Automatic prejudice: the return!
5 March 2024
The Social Division of the French Supreme Court (Cour de cassation) enshrines the principle of an automatic/necessary employee prejudice based on health protection.
A legal curiosity peculiar to employment law, and a contentious snake of the sea, “Automatic Damages” or “Necessary Damages” made a comeback in a ruling handed down by the Social Division on February 7 (Cass Soc February 7, 2024, no. 21-22.809 FS-B).
In the law of obligations, the existence of a compensable prejudice, in the context of a liability claim, presupposes, in addition to the demonstration of a breach and a causal link, the demonstration by the alleged victim of the existence of a compensable prejudice.
However, at the end of the 90s, in contradiction with the fundamental principles of the law of obligations and legal requirements, the Social Division of the French Supreme Court (Cour de cassation) developed the theory of “necessarily compensable loss” in labor law, according to which an employer’s failure to meet its obligations automatically resulted in loss.
This jurisprudential construction, which in fact exempted the plaintiff employee from proving his prejudice and forced trial judges to empirically rate the compensation awarded, was notably retained by a ruling in April 2003 concerning compliance with the compulsory information required in a notice of dismissal interview (Cass Soc April 29, 2003, no. 01-41.364 FS-B).
Since a decision on April 13, 2016 (no. 14-28.293), it had been accepted in practice – perhaps a little too quickly – that the Social Division of the Court of Cassation had put an end to the theory of automatic prejudice, with judges regularly ruling since the said decision that the mere finding of a breach by the employer no longer entitled the employee, per se, to damages.
However, this abandonment was only temporary.
“In early 2022, Necessary Prejudice made a remarkable comeback in the context of three rulings handed down by the social chamber of the Court of Cassation.”
In its first ruling, the Court held that the mere fact that an employee’s image rights had been infringed gave rise to a right to compensation for the employee.
In the second rulings, based on article L3121-35 (now L3121-20) of the French Labor Code, interpreted in the light of article 6 b) of directive no. 2003/88/EC of the European Parliament and of the Council of November 4, 2003, the Cour de cassation censured the trial judges in a firm reasoning: “In so ruling, whereas the mere fact that the maximum working time has been exceeded gives rise to a right to compensation, the court of appeal violated the aforementioned text”.
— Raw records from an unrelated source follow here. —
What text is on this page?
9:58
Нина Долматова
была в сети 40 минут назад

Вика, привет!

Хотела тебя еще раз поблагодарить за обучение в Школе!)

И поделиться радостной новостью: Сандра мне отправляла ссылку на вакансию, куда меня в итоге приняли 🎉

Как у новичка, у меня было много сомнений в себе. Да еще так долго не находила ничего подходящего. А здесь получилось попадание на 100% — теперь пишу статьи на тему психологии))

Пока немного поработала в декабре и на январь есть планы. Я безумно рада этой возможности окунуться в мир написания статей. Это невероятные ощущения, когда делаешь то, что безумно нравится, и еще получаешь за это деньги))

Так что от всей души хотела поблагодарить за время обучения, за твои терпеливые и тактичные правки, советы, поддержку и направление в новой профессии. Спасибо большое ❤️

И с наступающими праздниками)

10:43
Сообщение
Court of Cassation, Social Division, January 19, 2022, no. 20-12.420 and 20-12.421
Court of Cassation, Social Division, January 26, 2022, No. 20-21.6363
A judgment handed down in September 2023 confirmed this approach, with reference to the objective of guaranteeing the health and safety of workers through the provision of adequate rest and effective compliance with maximum working time limits, as embodied in the Directives of November 4, 2003 and March 11, 2002 on the organization of the working time of persons performing mobile road transport activities.
(Cass Soc September 27, 2023, no. 21-24.782)
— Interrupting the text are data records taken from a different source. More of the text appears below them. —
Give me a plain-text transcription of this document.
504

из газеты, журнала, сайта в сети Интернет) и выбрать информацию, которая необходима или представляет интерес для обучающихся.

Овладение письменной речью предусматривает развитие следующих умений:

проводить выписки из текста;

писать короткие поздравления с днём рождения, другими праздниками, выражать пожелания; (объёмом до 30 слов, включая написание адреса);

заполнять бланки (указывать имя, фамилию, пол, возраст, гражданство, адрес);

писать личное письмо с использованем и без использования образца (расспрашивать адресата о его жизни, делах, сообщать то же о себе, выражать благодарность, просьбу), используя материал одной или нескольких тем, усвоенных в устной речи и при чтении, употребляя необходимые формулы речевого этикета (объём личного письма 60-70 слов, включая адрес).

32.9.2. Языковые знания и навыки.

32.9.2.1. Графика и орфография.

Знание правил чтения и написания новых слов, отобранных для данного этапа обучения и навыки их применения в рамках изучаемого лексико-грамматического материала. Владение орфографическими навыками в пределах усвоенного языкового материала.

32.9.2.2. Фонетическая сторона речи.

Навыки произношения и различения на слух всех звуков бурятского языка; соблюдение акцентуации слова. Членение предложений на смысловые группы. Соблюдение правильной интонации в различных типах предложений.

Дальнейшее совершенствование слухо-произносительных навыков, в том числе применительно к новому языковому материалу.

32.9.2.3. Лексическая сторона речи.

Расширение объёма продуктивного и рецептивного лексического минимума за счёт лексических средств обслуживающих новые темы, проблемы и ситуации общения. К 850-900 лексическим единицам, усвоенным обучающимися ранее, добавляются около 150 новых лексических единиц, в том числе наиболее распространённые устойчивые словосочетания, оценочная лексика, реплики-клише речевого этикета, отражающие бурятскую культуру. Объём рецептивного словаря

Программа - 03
The Ruling of February 7, 2024, which will be widely published, clearly confirms this principle.
In this case, the Court ruled that the mere objective failure to comply with the requirements of a collective agreement imposing rest periods between two periods of work conferred on the employee the status of victim and gave rise to a right to compensation in his favor, without the latter having to justify any specific prejudice.
Thus, the mere fact that the employee did not benefit from the 12-hour daily rest between two shifts, a rest provided for by collective agreement, gives rise to a right to compensation.
The Chambre sociale adopted the same reasoning, pointing out that the said agreement contributes to the objective of guaranteeing the health and safety of workers through the provision of adequate rest and effective compliance with the limits on maximum working hours set out in Directive 2003/88/EC of November 4, 2003.
(Cass Soc February 7, 2024, no. 21-22.809 FS-B)
The French Social Court is now clear: failure to comply with contractual rules that are more favorable than the law can give rise to a necessary prejudice.
The necessary prejudice is back.
In short, like the fanny pack, a key accessory of the 2000s, the necessary prejudice is back on the podium.
Litigants can only regret the uncertainty created by the effects of fashion, and the difficulty of distinguishing between breaches that automatically generate prejudice and those that do not.
This appears to be the case for late payment of wages, with the Chambre sociale rejecting the prejudice required last December in such a case.
(Cass Soc December 13, 2023, no. 22-19.121)
For their part, consultants will be recommending the development of genuine HR compliance policies, particularly in the areas of working hours and safety, as purely risk-based thinking and the demonstration of specific harm are clearly no longer “in vogue”.